The North Carolina Court of Appeals has held that there is no coverage for a claim the insured knew about in July 2019 but failed to report to the insurer until November 2020 — after the expiration of the policy period. Virmani v. Professional Sec. Ins. Co., 2024 WL 446429 (N.C. Ct. App. Feb. 6, 2024).
In 2019, a doctor filed a complaint with the state medical board against the insured doctor in connection with concerns she had after observing the insured’s inappropriate behavior with some of his patients. On July 26, 2019, the board informed the insured that he was under investigation.

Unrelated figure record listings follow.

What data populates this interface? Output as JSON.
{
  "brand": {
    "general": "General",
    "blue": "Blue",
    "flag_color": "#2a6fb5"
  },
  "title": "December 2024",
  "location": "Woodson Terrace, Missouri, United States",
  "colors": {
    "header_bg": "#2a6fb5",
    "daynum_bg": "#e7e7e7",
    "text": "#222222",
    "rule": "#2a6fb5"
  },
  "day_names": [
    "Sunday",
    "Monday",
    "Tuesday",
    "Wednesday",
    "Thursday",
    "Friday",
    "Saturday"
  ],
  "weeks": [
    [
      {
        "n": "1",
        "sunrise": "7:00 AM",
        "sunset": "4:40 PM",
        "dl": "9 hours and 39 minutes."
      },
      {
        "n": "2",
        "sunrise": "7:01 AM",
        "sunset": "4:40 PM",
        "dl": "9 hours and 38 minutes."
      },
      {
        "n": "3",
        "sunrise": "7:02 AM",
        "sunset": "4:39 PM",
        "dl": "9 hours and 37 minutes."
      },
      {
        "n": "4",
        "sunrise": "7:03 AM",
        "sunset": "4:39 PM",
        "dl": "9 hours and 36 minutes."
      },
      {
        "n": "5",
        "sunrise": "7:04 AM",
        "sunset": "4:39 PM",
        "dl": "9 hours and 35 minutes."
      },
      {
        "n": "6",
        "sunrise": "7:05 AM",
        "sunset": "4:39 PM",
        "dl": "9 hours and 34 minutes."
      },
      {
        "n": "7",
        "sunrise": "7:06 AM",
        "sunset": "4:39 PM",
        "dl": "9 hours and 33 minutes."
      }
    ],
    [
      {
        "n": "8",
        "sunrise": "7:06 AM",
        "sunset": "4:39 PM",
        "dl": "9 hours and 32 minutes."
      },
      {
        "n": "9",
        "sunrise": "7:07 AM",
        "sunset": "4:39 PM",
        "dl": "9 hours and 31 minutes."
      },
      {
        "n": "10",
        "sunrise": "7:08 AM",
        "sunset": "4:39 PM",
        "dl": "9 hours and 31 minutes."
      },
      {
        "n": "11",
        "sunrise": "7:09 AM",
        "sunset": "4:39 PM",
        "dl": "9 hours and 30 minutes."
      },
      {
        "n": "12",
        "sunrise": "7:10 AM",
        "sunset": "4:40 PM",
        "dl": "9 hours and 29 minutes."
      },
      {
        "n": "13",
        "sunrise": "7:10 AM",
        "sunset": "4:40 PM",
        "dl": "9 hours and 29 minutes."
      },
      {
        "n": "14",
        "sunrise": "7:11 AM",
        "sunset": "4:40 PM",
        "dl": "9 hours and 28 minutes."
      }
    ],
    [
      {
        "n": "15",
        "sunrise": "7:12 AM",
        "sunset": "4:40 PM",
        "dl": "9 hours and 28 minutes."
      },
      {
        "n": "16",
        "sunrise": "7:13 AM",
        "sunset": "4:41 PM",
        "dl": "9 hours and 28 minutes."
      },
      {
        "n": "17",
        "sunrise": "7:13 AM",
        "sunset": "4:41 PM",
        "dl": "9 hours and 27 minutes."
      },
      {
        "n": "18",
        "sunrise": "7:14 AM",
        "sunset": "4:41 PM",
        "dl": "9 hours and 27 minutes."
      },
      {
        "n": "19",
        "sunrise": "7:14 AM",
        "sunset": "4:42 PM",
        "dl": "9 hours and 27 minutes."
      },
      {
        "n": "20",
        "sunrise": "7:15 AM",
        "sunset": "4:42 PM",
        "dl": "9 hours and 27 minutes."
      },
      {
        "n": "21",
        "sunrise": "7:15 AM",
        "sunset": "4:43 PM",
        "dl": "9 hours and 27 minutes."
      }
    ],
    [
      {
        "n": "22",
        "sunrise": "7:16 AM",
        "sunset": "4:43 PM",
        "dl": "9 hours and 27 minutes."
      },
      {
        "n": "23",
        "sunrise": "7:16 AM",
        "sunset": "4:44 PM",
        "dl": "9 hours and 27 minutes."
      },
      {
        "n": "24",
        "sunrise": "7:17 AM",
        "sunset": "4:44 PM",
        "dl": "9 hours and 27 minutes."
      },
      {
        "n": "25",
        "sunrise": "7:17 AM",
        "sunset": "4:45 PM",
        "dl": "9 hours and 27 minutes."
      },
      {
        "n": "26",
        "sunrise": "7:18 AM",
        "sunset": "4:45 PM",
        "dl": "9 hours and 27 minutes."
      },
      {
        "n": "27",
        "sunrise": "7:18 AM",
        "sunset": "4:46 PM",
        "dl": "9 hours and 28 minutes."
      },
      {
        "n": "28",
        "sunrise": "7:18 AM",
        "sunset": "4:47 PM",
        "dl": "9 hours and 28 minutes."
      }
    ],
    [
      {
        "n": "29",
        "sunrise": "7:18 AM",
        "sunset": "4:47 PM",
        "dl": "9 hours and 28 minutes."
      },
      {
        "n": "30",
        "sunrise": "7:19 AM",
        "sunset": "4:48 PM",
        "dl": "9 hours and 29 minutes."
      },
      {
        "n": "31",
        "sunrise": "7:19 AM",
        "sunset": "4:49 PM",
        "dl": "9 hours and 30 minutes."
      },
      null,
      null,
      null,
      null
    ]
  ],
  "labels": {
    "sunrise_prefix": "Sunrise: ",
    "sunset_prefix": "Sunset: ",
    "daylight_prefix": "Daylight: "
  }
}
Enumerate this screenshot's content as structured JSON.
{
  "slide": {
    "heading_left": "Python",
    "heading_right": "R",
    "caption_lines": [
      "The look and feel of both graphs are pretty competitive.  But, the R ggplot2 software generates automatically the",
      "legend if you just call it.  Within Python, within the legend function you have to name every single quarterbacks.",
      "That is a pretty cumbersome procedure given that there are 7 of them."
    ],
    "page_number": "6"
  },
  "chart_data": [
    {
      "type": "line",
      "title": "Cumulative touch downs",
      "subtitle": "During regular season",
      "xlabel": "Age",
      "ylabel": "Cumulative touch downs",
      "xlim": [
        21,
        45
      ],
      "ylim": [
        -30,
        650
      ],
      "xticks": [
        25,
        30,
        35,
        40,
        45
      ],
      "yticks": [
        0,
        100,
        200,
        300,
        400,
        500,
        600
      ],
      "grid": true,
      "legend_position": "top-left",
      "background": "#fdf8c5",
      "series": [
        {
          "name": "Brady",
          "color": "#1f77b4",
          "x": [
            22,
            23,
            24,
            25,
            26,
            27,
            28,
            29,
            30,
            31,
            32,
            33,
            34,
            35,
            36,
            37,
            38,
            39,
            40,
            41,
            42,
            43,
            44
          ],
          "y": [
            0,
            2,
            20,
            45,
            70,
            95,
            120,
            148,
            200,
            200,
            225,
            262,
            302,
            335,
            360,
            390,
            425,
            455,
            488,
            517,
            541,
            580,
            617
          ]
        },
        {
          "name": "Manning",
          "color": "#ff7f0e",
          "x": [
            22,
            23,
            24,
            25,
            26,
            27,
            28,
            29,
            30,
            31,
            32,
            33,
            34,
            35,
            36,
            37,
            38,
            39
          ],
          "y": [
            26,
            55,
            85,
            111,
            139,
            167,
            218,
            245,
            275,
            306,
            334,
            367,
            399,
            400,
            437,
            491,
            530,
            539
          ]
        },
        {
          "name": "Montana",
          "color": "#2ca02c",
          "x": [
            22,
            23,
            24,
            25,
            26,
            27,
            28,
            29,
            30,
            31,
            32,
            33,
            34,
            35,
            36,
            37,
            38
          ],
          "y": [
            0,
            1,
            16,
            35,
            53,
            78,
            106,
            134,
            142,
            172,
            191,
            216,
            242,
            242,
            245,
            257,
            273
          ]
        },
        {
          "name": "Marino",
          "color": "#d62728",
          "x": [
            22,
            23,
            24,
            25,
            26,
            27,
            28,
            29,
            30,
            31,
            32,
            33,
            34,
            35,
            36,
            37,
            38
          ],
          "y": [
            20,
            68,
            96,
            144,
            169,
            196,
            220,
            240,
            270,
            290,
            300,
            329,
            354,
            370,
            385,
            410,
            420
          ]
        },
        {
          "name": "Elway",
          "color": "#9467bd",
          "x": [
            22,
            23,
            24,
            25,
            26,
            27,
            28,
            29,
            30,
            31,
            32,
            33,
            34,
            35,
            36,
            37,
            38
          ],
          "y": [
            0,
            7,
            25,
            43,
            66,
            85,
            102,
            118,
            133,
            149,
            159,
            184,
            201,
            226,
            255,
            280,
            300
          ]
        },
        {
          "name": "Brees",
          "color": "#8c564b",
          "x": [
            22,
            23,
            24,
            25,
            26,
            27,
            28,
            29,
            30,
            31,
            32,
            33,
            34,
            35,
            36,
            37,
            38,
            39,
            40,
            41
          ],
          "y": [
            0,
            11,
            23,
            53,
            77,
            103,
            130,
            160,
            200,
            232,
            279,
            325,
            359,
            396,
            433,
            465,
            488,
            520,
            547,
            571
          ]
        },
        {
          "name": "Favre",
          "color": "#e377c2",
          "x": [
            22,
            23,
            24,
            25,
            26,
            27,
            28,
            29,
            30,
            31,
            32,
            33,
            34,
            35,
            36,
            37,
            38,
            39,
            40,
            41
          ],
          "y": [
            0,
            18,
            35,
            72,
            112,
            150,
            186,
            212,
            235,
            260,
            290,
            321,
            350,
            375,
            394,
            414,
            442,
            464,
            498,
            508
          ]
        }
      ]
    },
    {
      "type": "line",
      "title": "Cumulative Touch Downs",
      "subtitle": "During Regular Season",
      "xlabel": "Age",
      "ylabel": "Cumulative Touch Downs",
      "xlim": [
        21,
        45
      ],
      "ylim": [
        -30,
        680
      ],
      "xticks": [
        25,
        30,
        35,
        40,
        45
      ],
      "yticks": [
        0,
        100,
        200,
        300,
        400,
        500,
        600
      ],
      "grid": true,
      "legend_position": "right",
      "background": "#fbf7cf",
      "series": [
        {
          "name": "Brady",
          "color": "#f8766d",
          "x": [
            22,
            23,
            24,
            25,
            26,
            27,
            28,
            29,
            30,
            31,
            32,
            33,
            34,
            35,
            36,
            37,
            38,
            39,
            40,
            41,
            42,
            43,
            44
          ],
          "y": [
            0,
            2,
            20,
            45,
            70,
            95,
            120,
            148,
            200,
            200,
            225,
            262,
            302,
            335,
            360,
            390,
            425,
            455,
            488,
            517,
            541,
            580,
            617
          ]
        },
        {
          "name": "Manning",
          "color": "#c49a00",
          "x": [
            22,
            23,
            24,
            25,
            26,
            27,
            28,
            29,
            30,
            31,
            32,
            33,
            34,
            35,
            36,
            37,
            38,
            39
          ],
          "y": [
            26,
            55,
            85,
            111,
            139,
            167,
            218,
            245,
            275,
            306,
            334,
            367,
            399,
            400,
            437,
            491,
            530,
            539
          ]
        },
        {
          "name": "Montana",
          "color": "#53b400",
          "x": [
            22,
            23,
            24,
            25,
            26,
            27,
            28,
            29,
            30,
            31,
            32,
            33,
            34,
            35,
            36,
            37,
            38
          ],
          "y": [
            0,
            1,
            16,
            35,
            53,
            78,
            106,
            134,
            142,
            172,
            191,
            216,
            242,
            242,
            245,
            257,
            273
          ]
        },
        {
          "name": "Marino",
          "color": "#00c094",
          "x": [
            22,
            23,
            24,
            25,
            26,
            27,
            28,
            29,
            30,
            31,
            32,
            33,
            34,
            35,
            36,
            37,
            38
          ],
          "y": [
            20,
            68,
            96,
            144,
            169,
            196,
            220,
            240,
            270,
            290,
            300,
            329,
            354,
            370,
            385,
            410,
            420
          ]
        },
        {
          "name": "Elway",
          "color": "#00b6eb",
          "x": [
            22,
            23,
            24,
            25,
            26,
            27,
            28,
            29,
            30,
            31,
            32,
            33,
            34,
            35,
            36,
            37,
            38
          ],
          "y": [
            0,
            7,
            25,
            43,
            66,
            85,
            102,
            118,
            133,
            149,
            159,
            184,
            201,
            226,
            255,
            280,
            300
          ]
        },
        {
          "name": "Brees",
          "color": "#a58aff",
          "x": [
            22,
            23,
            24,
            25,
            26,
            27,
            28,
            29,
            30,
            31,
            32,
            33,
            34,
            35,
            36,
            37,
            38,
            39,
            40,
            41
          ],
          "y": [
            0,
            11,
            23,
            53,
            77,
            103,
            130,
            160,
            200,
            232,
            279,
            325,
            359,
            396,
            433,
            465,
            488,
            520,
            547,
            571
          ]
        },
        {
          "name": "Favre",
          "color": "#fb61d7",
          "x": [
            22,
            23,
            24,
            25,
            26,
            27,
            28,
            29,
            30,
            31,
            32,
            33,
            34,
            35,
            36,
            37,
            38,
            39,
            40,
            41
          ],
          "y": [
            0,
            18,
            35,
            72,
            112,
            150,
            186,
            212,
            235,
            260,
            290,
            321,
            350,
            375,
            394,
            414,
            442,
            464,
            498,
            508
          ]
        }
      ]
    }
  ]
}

The insured hired counsel to represent him but did not notify his professional liability insurer until sixteen months later in November 2020. The doctor’s professional liability policy stated that it protects the insured “from claims first made and incidents first reported . . . . during the policy period and arising out of [the insured’s] professional activities during the protected period, provided that you comply with the conditions and notification provisions specified in this policy.” The policy required the insured to report claims “promptly” and “during the policy period.” The insurer denied coverage because the doctor did not provide notice of the investigation during the policy period, which ended in November 2019. The insured initiated coverage litigation and, after a bench trial, the trial court ruled in favor of the insured.
On appeal, the North Carolina Court of Appeals reversed. The court held that the policy’s reporting requirements were not ambiguous and required a claim “to have both arisen during a covered policy term and to be reported within a covered policy term.” The court also noted that the notice requirement was stated multiple times throughout the policy, including the first line of the policy, which stated that “[t]his is a claims-made and reported policy.” Since it was undisputed that the insured failed to provide prompt notice, the court concluded that the insurer did not wrongfully deny coverage. The insured also hired his own counsel, thereby depriving the insurer of its right to select counsel. The court further reasoned that to conclude otherwise would transform the policy to an “occurrence policy” — a policy indemnifying the policyholder for any loss from an event that occurs within the policy period, regardless of when the claim is made. Lastly, the court held that the fact that the claim was a “regulatory defense event” did not change the conclusion. The reporting requirements unambiguously applied to the policy in its entirety.